There is no point running CC-Select if you only have one predictor in mind. And ERT alone cannot tell you which predictor to choose — it can only flag that a problem exists.

One practical constraint: both tools require LightGBM and a meaningful feature matrix. If you evaluate against a single scalar predicted value rather than the full covariate set, the reliability estimator has almost nothing to work with and CVI will be near zero regardless of what is actually happening.


What CVI does not fix

CVI measures conditional coverage quality relative to a trained reliability estimator. If the LightGBM classifier cannot distinguish covered from uncovered observations — because the data is too small, the features are uninformative, or coverage genuinely is uniform — CVI will be near zero regardless of what is actually happening in the tails. A near-zero CVI is not the same as confirmed uniform conditional coverage.
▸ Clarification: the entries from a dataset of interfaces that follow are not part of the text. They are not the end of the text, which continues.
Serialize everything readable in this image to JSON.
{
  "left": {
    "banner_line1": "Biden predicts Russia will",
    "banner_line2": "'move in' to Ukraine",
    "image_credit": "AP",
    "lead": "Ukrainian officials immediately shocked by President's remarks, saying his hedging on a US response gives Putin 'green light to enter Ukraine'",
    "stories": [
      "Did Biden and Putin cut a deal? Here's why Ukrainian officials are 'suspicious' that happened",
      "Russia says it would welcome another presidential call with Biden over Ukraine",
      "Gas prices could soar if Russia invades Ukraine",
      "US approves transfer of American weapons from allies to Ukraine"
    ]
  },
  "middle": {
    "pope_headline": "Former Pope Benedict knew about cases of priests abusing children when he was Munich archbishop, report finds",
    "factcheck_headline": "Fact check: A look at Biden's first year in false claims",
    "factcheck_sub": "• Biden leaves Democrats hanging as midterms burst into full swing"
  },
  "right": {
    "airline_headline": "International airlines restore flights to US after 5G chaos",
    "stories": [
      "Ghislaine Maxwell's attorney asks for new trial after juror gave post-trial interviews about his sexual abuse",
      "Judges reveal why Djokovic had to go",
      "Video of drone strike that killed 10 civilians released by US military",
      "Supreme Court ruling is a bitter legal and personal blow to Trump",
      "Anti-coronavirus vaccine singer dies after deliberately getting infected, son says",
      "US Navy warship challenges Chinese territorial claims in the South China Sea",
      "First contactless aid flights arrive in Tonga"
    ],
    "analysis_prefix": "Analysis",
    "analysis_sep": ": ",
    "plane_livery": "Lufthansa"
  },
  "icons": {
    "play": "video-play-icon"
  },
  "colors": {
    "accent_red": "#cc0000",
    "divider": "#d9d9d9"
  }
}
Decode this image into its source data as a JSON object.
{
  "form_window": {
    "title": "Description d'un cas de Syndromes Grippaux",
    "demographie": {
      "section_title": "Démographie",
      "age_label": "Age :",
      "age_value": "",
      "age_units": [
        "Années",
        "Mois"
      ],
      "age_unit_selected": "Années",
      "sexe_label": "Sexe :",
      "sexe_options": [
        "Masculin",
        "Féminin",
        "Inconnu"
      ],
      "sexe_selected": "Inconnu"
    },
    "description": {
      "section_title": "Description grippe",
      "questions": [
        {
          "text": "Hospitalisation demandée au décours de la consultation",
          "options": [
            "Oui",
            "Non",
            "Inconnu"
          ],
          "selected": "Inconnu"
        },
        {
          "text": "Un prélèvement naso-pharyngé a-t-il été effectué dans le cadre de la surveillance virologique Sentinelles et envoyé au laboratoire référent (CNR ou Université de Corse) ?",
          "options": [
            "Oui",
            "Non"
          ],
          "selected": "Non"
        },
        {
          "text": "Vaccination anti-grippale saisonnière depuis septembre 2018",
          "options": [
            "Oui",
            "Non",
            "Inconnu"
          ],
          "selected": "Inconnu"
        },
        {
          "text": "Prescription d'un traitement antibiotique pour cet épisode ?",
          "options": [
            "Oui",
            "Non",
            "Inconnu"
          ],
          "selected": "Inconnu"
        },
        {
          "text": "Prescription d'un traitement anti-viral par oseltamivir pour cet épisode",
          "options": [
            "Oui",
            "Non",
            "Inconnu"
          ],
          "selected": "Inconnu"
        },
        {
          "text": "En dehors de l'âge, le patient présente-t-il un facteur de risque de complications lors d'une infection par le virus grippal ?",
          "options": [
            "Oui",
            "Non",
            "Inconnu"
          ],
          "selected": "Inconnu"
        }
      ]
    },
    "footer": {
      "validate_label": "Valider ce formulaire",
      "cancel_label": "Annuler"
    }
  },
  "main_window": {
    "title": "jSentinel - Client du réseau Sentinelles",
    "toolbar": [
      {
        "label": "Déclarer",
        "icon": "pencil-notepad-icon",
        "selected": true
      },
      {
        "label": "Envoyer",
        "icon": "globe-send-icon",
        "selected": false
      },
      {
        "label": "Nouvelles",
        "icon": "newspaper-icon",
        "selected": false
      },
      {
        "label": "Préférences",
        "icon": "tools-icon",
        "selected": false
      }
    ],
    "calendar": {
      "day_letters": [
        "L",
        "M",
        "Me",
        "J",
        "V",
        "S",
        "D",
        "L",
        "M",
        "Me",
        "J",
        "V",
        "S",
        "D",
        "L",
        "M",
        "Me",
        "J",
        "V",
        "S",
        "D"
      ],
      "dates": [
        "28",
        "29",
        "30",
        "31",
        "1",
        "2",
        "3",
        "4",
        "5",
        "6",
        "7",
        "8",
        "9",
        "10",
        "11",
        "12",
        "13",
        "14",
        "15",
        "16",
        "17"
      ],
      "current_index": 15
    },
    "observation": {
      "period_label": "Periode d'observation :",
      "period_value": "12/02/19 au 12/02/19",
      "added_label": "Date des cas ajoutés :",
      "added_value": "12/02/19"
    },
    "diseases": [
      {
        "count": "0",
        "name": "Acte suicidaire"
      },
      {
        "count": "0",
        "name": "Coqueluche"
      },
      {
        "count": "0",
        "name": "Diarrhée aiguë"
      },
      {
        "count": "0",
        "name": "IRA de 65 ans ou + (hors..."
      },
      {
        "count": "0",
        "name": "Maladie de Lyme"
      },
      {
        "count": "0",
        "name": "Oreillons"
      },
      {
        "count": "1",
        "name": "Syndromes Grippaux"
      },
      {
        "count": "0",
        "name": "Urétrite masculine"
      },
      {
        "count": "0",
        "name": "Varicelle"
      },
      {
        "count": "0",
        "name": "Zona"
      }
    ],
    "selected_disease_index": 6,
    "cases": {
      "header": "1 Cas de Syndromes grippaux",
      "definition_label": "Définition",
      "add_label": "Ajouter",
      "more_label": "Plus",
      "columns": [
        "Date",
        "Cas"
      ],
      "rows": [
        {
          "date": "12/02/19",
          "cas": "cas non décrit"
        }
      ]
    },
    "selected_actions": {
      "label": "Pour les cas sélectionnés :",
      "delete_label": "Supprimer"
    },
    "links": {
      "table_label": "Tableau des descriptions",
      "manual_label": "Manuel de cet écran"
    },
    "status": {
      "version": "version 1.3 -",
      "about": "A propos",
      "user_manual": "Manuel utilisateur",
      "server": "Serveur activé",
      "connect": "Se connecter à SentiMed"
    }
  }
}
The 800-observation minimum from the paper is a practical lower bound, not a guarantee. On a 400-policy commercial book, treat CVI results with appropriate scepticism and use the coarser subgroup_coverage() function from v0.7.1 instead, which requires no classifier.

The other caveat is computational. CC-Select with n_splits=5 and four candidate predictors runs 20 calibrate/predict cycles. For lightweight non-conformity scores this is fast. For spread-model-based variants, expect a meaningful wait on large books. Profile before embedding in automated pipelines.


Installation and references

pip install "insurance-conformal[lightgbm]"

Source: github.com/burning-cost/insurance-conformal.

The paper: Zhou, Zhang, Tao, Yang — “Conformal Prediction Assessment: A Framework for Conditional Coverage Evaluation and Selection” (arXiv:2603.27189, March 2026).

For the ERT diagnostic tool and the broader conformal prediction framework, see ConditionalCoverageERT in v0.7.1 and our earlier post on conformal prediction intervals for insurance pricing.